Median survival for patients with malignant mesothelioma is 11 months. It is almost always fatal. Median survival based on histologic type is 9.4 months for sarcomatous, 12.5 months for epithelial, and 11 months for mixed. Approximately 15% of patients have an indolent course.

In a review of 64 patients undergoing pleurectomy, the overall survival rate was 43%, 28%, and 10% at 1, 2, and 3 years, respectively. The overall median survival with epithelial histology was 21.7 months (n=56 patients); it was 5.8 months for patients with sarcomatous or mixed type mesothelioma (n=28 patients). The causes of morbidity include atrial fibrillation, wound infection, prolonged intubation, pulmonary emboli, myocardial infarction, respiratory failure, deep vein thrombosis, and postoperative bleeding.

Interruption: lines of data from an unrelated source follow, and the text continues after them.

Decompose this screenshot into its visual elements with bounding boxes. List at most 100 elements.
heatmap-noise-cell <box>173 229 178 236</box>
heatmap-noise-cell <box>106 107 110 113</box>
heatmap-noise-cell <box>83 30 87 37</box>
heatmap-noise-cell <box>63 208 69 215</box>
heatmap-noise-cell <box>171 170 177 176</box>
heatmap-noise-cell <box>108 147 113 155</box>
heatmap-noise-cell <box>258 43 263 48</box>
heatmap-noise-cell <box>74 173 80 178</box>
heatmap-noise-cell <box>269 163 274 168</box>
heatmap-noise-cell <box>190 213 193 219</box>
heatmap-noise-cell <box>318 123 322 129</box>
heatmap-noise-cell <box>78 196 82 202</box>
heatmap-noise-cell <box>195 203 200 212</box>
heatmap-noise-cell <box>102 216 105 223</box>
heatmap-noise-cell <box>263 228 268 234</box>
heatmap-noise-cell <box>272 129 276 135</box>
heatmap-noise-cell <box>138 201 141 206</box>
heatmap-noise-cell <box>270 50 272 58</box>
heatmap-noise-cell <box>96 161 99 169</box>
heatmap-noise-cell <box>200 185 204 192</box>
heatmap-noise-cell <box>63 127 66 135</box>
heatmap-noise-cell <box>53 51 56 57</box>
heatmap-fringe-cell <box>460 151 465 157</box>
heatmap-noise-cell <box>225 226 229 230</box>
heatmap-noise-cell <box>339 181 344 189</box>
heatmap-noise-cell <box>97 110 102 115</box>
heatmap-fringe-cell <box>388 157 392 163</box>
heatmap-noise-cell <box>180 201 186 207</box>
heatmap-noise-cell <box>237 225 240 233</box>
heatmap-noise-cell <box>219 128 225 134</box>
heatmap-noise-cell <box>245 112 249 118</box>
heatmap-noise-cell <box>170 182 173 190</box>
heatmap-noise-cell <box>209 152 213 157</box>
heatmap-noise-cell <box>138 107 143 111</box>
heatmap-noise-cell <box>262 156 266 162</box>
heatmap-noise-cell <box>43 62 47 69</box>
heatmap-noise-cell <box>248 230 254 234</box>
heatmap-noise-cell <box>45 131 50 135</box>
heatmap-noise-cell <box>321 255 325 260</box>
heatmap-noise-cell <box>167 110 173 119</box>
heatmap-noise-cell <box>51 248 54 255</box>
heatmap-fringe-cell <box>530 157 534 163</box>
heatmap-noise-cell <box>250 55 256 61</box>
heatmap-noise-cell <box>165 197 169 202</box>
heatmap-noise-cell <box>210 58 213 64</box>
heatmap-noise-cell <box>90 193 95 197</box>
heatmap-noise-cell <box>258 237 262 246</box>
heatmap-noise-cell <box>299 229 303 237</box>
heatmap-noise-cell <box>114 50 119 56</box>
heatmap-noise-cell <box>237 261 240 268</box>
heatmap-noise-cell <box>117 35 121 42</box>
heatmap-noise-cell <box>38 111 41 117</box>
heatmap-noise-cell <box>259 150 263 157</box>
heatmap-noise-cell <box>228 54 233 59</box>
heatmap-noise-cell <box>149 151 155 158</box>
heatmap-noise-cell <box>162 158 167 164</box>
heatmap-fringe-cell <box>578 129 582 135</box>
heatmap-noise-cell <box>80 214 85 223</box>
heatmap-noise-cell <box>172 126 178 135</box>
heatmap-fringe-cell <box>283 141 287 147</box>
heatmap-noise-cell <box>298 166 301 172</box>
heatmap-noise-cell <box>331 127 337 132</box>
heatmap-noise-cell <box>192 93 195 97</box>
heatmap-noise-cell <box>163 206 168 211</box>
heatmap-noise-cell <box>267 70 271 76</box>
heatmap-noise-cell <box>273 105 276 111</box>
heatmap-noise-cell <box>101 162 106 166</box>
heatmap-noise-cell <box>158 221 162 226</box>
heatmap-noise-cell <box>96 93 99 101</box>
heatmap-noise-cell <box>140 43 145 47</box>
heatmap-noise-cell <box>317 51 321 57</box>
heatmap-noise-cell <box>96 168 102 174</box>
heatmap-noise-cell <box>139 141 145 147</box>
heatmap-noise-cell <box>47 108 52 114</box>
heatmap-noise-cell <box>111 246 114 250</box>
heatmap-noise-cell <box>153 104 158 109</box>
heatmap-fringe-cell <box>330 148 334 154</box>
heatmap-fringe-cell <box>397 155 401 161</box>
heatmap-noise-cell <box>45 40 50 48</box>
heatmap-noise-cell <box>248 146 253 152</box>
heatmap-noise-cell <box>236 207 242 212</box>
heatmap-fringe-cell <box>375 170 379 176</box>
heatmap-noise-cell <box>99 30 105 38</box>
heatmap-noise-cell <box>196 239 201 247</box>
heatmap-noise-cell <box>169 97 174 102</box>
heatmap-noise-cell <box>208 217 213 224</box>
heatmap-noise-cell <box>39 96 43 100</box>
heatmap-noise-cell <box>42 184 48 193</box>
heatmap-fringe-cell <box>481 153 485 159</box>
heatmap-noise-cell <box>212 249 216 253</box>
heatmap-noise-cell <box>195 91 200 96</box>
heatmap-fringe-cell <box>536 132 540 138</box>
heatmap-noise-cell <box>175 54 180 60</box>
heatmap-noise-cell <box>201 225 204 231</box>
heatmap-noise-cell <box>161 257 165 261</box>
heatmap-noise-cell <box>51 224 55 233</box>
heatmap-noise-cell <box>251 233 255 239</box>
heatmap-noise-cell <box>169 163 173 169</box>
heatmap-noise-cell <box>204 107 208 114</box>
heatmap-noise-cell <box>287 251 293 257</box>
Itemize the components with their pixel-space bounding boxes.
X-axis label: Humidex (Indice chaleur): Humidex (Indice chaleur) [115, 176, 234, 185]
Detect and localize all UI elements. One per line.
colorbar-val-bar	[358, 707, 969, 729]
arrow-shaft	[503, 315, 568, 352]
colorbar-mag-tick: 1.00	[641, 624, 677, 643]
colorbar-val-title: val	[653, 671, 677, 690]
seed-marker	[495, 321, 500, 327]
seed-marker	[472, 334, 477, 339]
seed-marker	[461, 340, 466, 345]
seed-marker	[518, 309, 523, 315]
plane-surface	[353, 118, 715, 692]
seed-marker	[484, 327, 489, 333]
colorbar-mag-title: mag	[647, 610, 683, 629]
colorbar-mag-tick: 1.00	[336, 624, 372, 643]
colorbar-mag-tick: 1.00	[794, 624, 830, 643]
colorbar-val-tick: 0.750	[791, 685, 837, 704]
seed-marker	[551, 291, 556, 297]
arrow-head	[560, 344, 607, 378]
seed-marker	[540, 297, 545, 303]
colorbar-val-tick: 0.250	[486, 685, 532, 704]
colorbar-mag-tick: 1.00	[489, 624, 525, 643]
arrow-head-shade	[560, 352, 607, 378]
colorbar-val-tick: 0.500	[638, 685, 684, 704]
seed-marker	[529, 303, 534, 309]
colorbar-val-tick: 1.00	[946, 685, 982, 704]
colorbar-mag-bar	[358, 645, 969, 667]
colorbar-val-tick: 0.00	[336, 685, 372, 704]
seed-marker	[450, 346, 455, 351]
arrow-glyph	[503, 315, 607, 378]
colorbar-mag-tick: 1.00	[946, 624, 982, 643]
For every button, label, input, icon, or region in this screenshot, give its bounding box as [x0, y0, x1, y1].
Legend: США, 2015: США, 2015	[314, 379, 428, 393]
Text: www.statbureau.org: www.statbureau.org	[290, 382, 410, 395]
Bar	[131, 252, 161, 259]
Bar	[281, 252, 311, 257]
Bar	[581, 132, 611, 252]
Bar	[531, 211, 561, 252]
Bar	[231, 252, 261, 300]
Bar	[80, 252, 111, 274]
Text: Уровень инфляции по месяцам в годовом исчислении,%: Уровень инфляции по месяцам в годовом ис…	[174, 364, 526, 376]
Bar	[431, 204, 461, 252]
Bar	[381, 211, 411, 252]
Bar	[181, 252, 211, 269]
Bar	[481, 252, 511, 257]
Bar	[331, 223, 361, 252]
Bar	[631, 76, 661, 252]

In rare cases, malignant mesothelioma manifests as cord compression, brachial plexopathy, Horner syndrome, or superior vena cava syndrome.

Prognostic factors

Based on many clinical factors, 2 separate groups, the Cancer and Leukemia Group B and the European Organization for Research and Treatment of Cancer, identified the following poor prognostic factors [15, 16] :

  • Performance status of 2 or greater
  • Nonepithelial histology
  • Chest pain
  • Age older than 75 years
  • Male sex
  • High platelet count
  • Lactate dehydrogenase greater than 500 IU/L
  • Low hemoglobin concentration
  • High white count
  • Weight loss

Nodal metastasis

The pattern of nodal metastasis is different from that of lung cancer. The mechanism of spread of the disease to the hilar nodes may be through lung invasion and not due to spread directly from the pleura. In a study of 49 patients who underwent surgery, only 7 had no lung invasion and none had positive hilar nodes. In the postpneumonectomy patients, 6 of 14 had positive hilar node and mediastinal nodes.